First Settlers’ Remains Discovered In Virginia



An English colony was established in America (New World) by two expeditions in 1607 and 1610 respectively in Jamestown, Virginia.  The remains of four of the prominent members of the expeditions were exhumed in November 2013 in the church where Pocahontas married Captain John Rolfe in 1614 after two years of detective work.

The following facts indicate that the remains were of very important figures who lived in Jamestown between 1607 and 1610 when the colony almost collapsed:

  1. Bodies were found in Church’s chancel.
  2. The presence of certain chemicals confirmed the men’s English origins.
  3. Evidence of a high protein diet pointed to relative wealth.
  4. Elevated levels of lead and silver sash found in the remains indicate their high social status.

Using physical evidence at the site, analysis of the bones and extensive historical research, scientists narrowed the search down to the following four men:

  1. Captain Gabriel Archer.  He led some of the first expeditions up the James river seeking gold and silver.
  2. Sir Ferdinando Wainman.  He arrived in 1610 with fresh supplies and saved the colony from abandonment.  He died a few months later from disease and was the first English knight to be buried in America.
  3. Captain William West.  He was killed by Native Americans near the location of present-day Richmond.
  4. The fourth man, Reverend Robert Hunt, was the first Anglican minister in America and arrived with the founding expedition in 1607 to convert Native Americans to Christianity.
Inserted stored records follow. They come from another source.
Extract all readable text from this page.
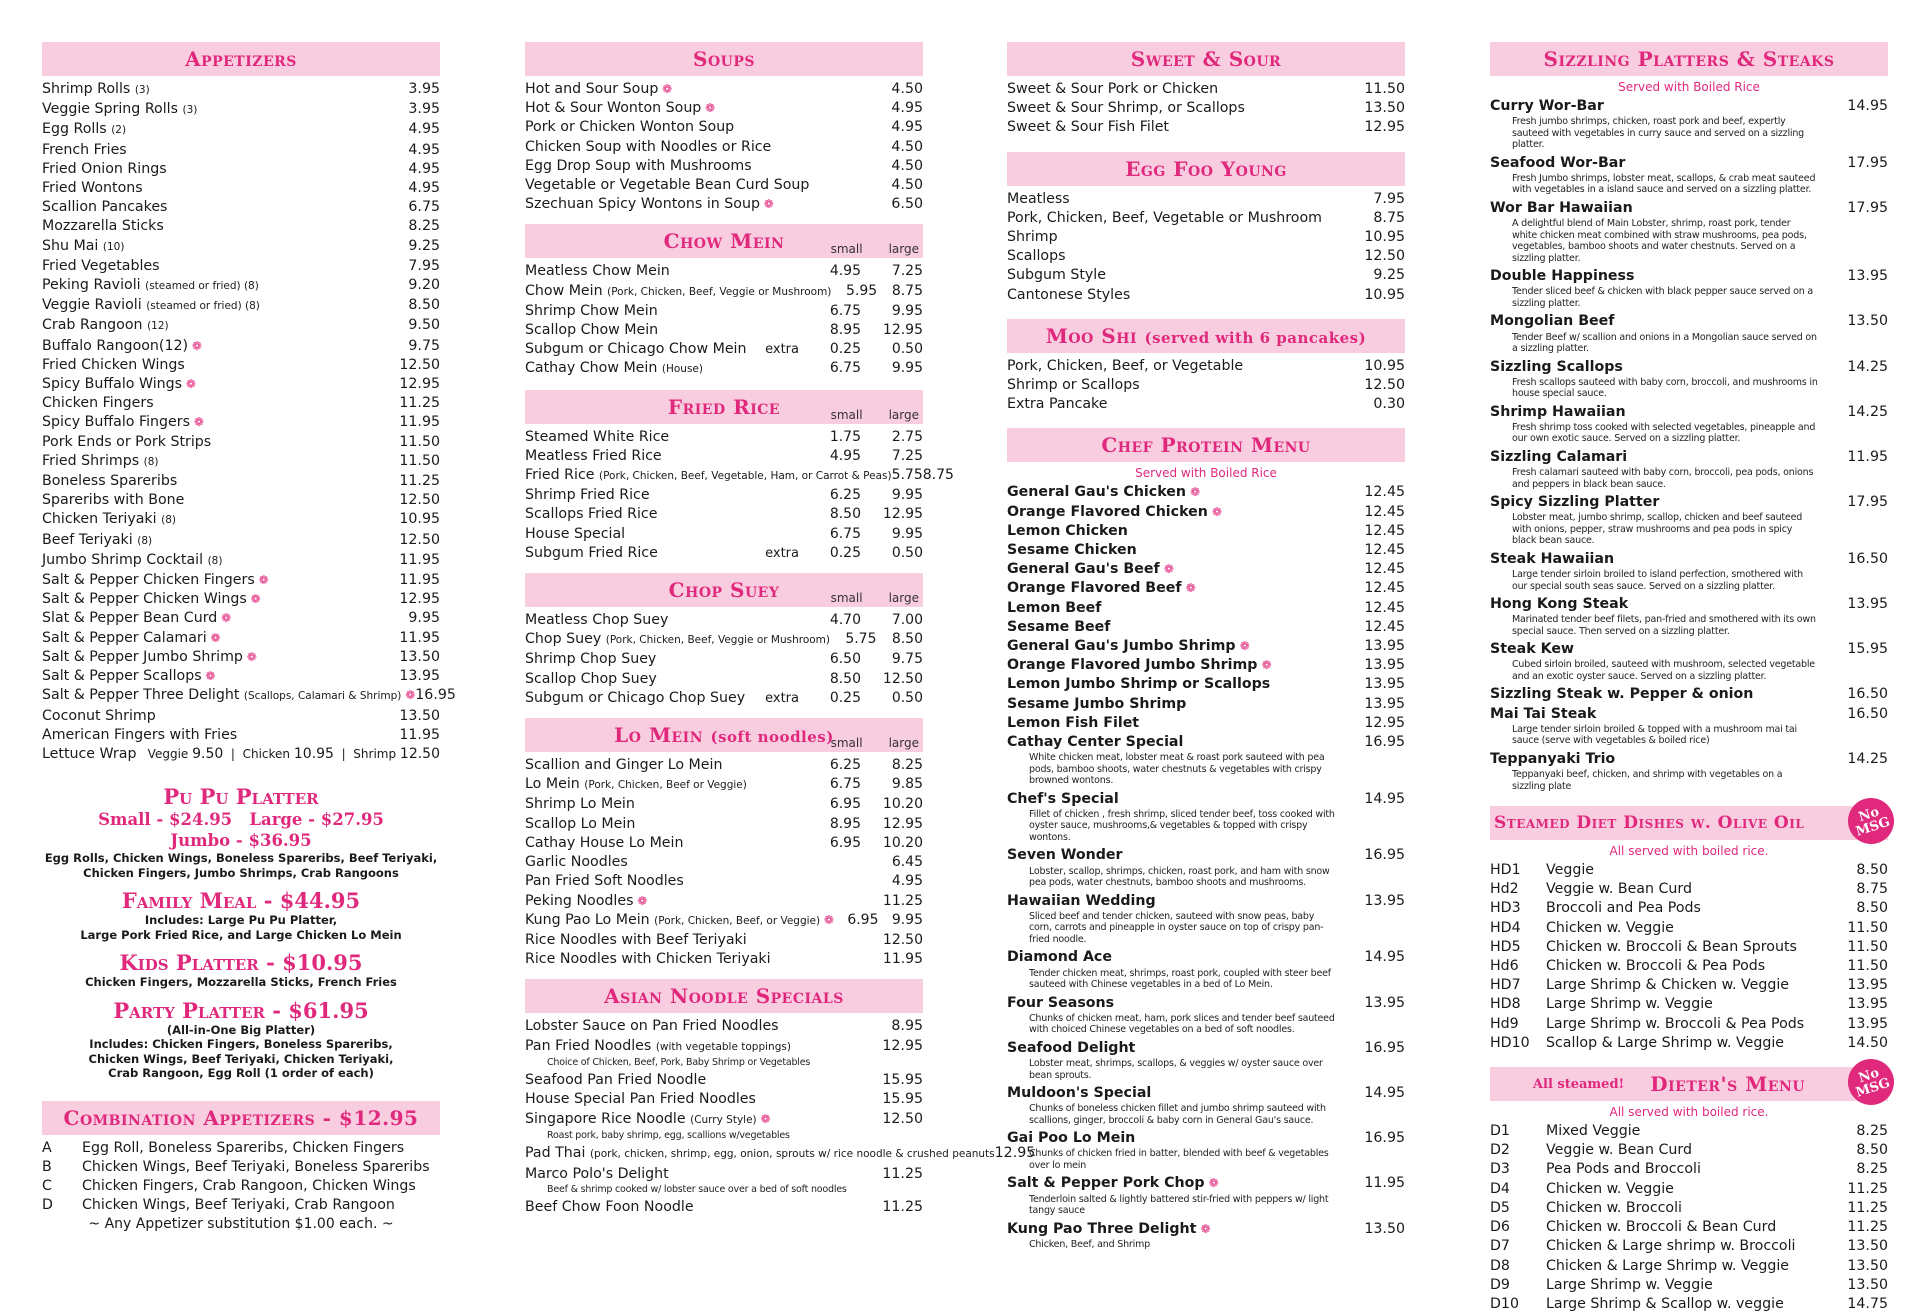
Appetizers
Shrimp Rolls (3)	3.95
Veggie Spring Rolls (3)	3.95
Egg Rolls (2)	4.95
French Fries	4.95
Fried Onion Rings	4.95
Fried Wontons	4.95
Scallion Pancakes	6.75
Mozzarella Sticks	8.25
Shu Mai (10)	9.25
Fried Vegetables	7.95
Peking Ravioli (steamed or fried) (8)	9.20
Veggie Ravioli (steamed or fried) (8)	8.50
Crab Rangoon (12)	9.50
Buffalo Rangoon(12) ❁	9.75
Fried Chicken Wings	12.50
Spicy Buffalo Wings ❁	12.95
Chicken Fingers	11.25
Spicy Buffalo Fingers ❁	11.95
Pork Ends or Pork Strips	11.50
Fried Shrimps (8)	11.50
Boneless Spareribs	11.25
Spareribs with Bone	12.50
Chicken Teriyaki (8)	10.95
Beef Teriyaki (8)	12.50
Jumbo Shrimp Cocktail (8)	11.95
Salt & Pepper Chicken Fingers ❁	11.95
Salt & Pepper Chicken Wings ❁	12.95
Slat & Pepper Bean Curd ❁	9.95
Salt & Pepper Calamari ❁	11.95
Salt & Pepper Jumbo Shrimp ❁	13.50
Salt & Pepper Scallops ❁	13.95
Salt & Pepper Three Delight (Scallops, Calamari & Shrimp) ❁ 16.95
Coconut Shrimp	13.50
American Fingers with Fries	11.95
Lettuce Wrap Veggie 9.50  |  Chicken 10.95  |  Shrimp 12.50
Pu Pu Platter
Small - $24.95   Large - $27.95
Jumbo - $36.95
Egg Rolls, Chicken Wings, Boneless Spareribs, Beef Teriyaki,
Chicken Fingers, Jumbo Shrimps, Crab Rangoons
Family Meal - $44.95
Includes: Large Pu Pu Platter,
Large Pork Fried Rice, and Large Chicken Lo Mein
Kids Platter - $10.95
Chicken Fingers, Mozzarella Sticks, French Fries
Party Platter - $61.95
(All-in-One Big Platter)
Includes: Chicken Fingers, Boneless Spareribs,
Chicken Wings, Beef Teriyaki, Chicken Teriyaki,
Crab Rangoon, Egg Roll (1 order of each)
Combination Appetizers - $12.95
A	Egg Roll, Boneless Spareribs, Chicken Fingers
B	Chicken Wings, Beef Teriyaki, Boneless Spareribs
C	Chicken Fingers, Crab Rangoon, Chicken Wings
D	Chicken Wings, Beef Teriyaki, Crab Rangoon
~ Any Appetizer substitution $1.00 each. ~
Soups
Hot and Sour Soup ❁	4.50
Hot & Sour Wonton Soup ❁	4.95
Pork or Chicken Wonton Soup	4.95
Chicken Soup with Noodles or Rice	4.50
Egg Drop Soup with Mushrooms	4.50
Vegetable or Vegetable Bean Curd Soup	4.50
Szechuan Spicy Wontons in Soup ❁	6.50
Chow Mein	small large
Meatless Chow Mein	4.95	7.25
Chow Mein (Pork, Chicken, Beef, Veggie or Mushroom)	5.95	8.75
Shrimp Chow Mein	6.75	9.95
Scallop Chow Mein	8.95	12.95
Subgum or Chicago Chow Mein	extra	0.25	0.50
Cathay Chow Mein (House)	6.75	9.95
Fried Rice	small large
Steamed White Rice	1.75	2.75
Meatless Fried Rice	4.95	7.25
Fried Rice (Pork, Chicken, Beef, Vegetable, Ham, or Carrot & Peas) 5.75 8.75
Shrimp Fried Rice	6.25	9.95
Scallops Fried Rice	8.50	12.95
House Special	6.75	9.95
Subgum Fried Rice	extra	0.25	0.50
Chop Suey	small large
Meatless Chop Suey	4.70	7.00
Chop Suey (Pork, Chicken, Beef, Veggie or Mushroom)	5.75	8.50
Shrimp Chop Suey	6.50	9.75
Scallop Chop Suey	8.50	12.50
Subgum or Chicago Chop Suey	extra	0.25	0.50
Lo Mein (soft noodles)
small large
Scallion and Ginger Lo Mein	6.25	8.25
Lo Mein (Pork, Chicken, Beef or Veggie)	6.75	9.85
Shrimp Lo Mein	6.95	10.20
Scallop Lo Mein	8.95	12.95
Cathay House Lo Mein	6.95	10.20
Garlic Noodles	6.45
Pan Fried Soft Noodles	4.95
Peking Noodles ❁	11.25
Kung Pao Lo Mein (Pork, Chicken, Beef, or Veggie) ❁ 6.95 9.95
Rice Noodles with Beef Teriyaki	12.50
Rice Noodles with Chicken Teriyaki	11.95
Asian Noodle Specials
Lobster Sauce on Pan Fried Noodles	8.95
Pan Fried Noodles (with vegetable toppings)	12.95
Choice of Chicken, Beef, Pork, Baby Shrimp or Vegetables
Seafood Pan Fried Noodle	15.95
House Special Pan Fried Noodles	15.95
Singapore Rice Noodle (Curry Style) ❁	12.50
Roast pork, baby shrimp, egg, scallions w/vegetables
Pad Thai (pork, chicken, shrimp, egg, onion, sprouts w/ rice noodle & crushed peanuts 12.95
Marco Polo's Delight	11.25
Beef & shrimp cooked w/ lobster sauce over a bed of soft noodles
Beef Chow Foon Noodle	11.25
Sweet & Sour
Sweet & Sour Pork or Chicken	11.50
Sweet & Sour Shrimp, or Scallops	13.50
Sweet & Sour Fish Filet	12.95
Egg Foo Young
Meatless	7.95
Pork, Chicken, Beef, Vegetable or Mushroom	8.75
Shrimp	10.95
Scallops	12.50
Subgum Style	9.25
Cantonese Styles	10.95
Moo Shi (served with 6 pancakes)
Pork, Chicken, Beef, or Vegetable	10.95
Shrimp or Scallops	12.50
Extra Pancake	0.30
Chef Protein Menu
Served with Boiled Rice
General Gau's Chicken ❁	12.45
Orange Flavored Chicken ❁	12.45
Lemon Chicken	12.45
Sesame Chicken	12.45
General Gau's Beef ❁	12.45
Orange Flavored Beef ❁	12.45
Lemon Beef	12.45
Sesame Beef	12.45
General Gau's Jumbo Shrimp ❁	13.95
Orange Flavored Jumbo Shrimp ❁	13.95
Lemon Jumbo Shrimp or Scallops	13.95
Sesame Jumbo Shrimp	13.95
Lemon Fish Filet	12.95
Cathay Center Special	16.95
White chicken meat, lobster meat & roast pork sauteed with pea pods, bamboo shoots, water chestnuts & vegetables with crispy browned wontons.
Chef's Special	14.95
Fillet of chicken , fresh shrimp, sliced tender beef, toss cooked with oyster sauce, mushrooms,& vegetables & topped with crispy wontons.
Seven Wonder	16.95
Lobster, scallop, shrimps, chicken, roast pork, and ham with snow pea pods, water chestnuts, bamboo shoots and mushrooms.
Hawaiian Wedding	13.95
Sliced beef and tender chicken, sauteed with snow peas, baby corn, carrots and pineapple in oyster sauce on top of crispy pan-fried noodle.
Diamond Ace	14.95
Tender chicken meat, shrimps, roast pork, coupled with steer beef sauteed with Chinese vegetables in a bed of Lo Mein.
Four Seasons	13.95
Chunks of chicken meat, ham, pork slices and tender beef sauteed with choiced Chinese vegetables on a bed of soft noodles.
Seafood Delight	16.95
Lobster meat, shrimps, scallops, & veggies w/ oyster sauce over bean sprouts.
Muldoon's Special	14.95
Chunks of boneless chicken fillet and jumbo shrimp sauteed with scallions, ginger, broccoli & baby corn in General Gau's sauce.
Gai Poo Lo Mein	16.95
Chunks of chicken fried in batter, blended with beef & vegetables over lo mein
Salt & Pepper Pork Chop ❁	11.95
Tenderloin salted & lightly battered stir-fried with peppers w/ light tangy sauce
Kung Pao Three Delight ❁	13.50
Chicken, Beef, and Shrimp
Sizzling Platters & Steaks
Served with Boiled Rice
Curry Wor-Bar	14.95
Fresh jumbo shrimps, chicken, roast pork and beef, expertly sauteed with vegetables in curry sauce and served on a sizzling platter.
Seafood Wor-Bar	17.95
Fresh Jumbo shrimps, lobster meat, scallops, & crab meat sauteed with vegetables in a island sauce and served on a sizzling platter.
Wor Bar Hawaiian	17.95
A delightful blend of Main Lobster, shrimp, roast pork, tender white chicken meat combined with straw mushrooms, pea pods, vegetables, bamboo shoots and water chestnuts. Served on a sizzling platter.
Double Happiness	13.95
Tender sliced beef & chicken with black pepper sauce served on a sizzling platter.
Mongolian Beef	13.50
Tender Beef w/ scallion and onions in a Mongolian sauce served on a sizzling platter.
Sizzling Scallops	14.25
Fresh scallops sauteed with baby corn, broccoli, and mushrooms in house special sauce.
Shrimp Hawaiian	14.25
Fresh shrimp toss cooked with selected vegetables, pineapple and our own exotic sauce. Served on a sizzling platter.
Sizzling Calamari	11.95
Fresh calamari sauteed with baby corn, broccoli, pea pods, onions and peppers in black bean sauce.
Spicy Sizzling Platter	17.95
Lobster meat, jumbo shrimp, scallop, chicken and beef sauteed with onions, pepper, straw mushrooms and pea pods in spicy black bean sauce.
Steak Hawaiian	16.50
Large tender sirloin broiled to island perfection, smothered with our special south seas sauce. Served on a sizzling platter.
Hong Kong Steak	13.95
Marinated tender beef filets, pan-fried and smothered with its own special sauce. Then served on a sizzling platter.
Steak Kew	15.95
Cubed sirloin broiled, sauteed with mushroom, selected vegetable and an exotic oyster sauce. Served on a sizzling platter.
Sizzling Steak w. Pepper & onion	16.50
Mai Tai Steak	16.50
Large tender sirloin broiled & topped with a mushroom mai tai sauce (serve with vegetables & boiled rice)
Teppanyaki Trio	14.25
Teppanyaki beef, chicken, and shrimp with vegetables on a sizzling plate
Steamed Diet Dishes w. Olive Oil	No MSG
All served with boiled rice.
HD1	Veggie	8.50
Hd2	Veggie w. Bean Curd	8.75
HD3	Broccoli and Pea Pods	8.50
HD4	Chicken w. Veggie	11.50
HD5	Chicken w. Broccoli & Bean Sprouts	11.50
Hd6	Chicken w. Broccoli & Pea Pods	11.50
HD7	Large Shrimp & Chicken w. Veggie	13.95
HD8	Large Shrimp w. Veggie	13.95
Hd9	Large Shrimp w. Broccoli & Pea Pods	13.95
HD10	Scallop & Large Shrimp w. Veggie	14.50
All steamed! Dieter's Menu	No MSG
All served with boiled rice.
D1	Mixed Veggie	8.25
D2	Veggie w. Bean Curd	8.50
D3	Pea Pods and Broccoli	8.25
D4	Chicken w. Veggie	11.25
D5	Chicken w. Broccoli	11.25
D6	Chicken w. Broccoli & Bean Curd	11.25
D7	Chicken & Large shrimp w. Broccoli	13.50
D8	Chicken & Large Shrimp w. Veggie	13.50
D9	Large Shrimp w. Veggie	13.50
D10	Large Shrimp & Scallop w. veggie	14.75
The fact that the Church of England was established here is very important because Christianity was only half a century old at the time.

The remains of the four men were taken to the Smithsonian’s National Museum of Natural History for forensic analysis.  The results were compared with historical records to narrow the potential candidates for who they might be.  Genetic analysis may even help trace living descendants of the men.

The mystery behind a silver box placed on the coffin of Captain Archer and the meaning of a letter M carved on the box may remain unknown forever.